Wednesday, September 30th, 2009If any of you deal with the technology press, i.e. want them to publish stories on your stuff, you may know about the concept of a “press embargo”, where you send them info and say “don’t release this until X date”. Last night at a panel I found out some interesting info about this.
These used to exist and be widely used. They let a company manage the time at which it’s “big news” would come out, and it let reporters have some extra time to prepare their story and make it higher-quality without risking being out of date.
However, lately the whole thing has broken down. TechCrunch and the Wall St. Journal, in particular, have been undermining the “gentleman’s agreement” that made this work.
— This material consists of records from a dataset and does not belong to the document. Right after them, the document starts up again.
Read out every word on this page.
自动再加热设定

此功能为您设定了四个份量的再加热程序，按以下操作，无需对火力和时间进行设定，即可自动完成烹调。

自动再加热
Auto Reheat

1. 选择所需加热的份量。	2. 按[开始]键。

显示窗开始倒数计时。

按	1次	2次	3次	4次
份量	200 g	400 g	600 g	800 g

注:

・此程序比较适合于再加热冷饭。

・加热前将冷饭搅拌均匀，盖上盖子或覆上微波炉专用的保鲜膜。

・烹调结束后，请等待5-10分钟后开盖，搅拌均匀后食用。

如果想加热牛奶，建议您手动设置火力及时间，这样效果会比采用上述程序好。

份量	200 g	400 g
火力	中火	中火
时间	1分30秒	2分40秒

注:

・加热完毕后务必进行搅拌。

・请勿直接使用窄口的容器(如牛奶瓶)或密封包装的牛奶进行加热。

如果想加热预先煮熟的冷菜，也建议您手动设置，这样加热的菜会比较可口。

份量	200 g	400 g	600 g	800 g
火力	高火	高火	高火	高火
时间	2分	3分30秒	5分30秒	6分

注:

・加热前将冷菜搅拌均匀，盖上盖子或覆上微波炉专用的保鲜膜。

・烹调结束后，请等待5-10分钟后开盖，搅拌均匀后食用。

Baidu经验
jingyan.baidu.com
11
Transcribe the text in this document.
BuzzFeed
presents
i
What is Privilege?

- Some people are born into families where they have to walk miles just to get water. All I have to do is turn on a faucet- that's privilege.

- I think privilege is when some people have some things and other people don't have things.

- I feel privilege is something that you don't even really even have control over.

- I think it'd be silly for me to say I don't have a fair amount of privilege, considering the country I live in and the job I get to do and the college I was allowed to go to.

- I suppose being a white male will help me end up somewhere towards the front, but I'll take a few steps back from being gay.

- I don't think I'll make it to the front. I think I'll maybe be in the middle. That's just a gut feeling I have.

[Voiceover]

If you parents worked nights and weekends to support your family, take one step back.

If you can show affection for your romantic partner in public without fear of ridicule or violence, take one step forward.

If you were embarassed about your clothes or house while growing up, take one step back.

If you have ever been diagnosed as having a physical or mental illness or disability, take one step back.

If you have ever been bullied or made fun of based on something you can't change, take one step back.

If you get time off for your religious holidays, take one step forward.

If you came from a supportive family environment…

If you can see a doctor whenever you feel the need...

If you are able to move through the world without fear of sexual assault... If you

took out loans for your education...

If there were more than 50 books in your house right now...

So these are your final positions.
A tech jouralist now has to assume that by following the embargo, he or she will end up being out of date (“scooped” is apparently not really a term-of-art any more). In general, journalists do not like them, and will not honor any that is more than one week out. They worry that someone else will discover the news and not have agreed to the embargo, or the news will leak some other way, or someone will just ignore the embargo. Also, some journalists now consider them just too problematic and too much trouble and ignore embargoed press releases entirely.
So, take this into account if you were thinking of doing an embargo’ed press release.
The panel session was called “An Entrepreneur’s Guide to Bootstrapping PR”. It was at last night’s Web Innovator’s Group meeting, at the Royal Sonesta Hotel in Cambridge, MA. The panelists were excellent.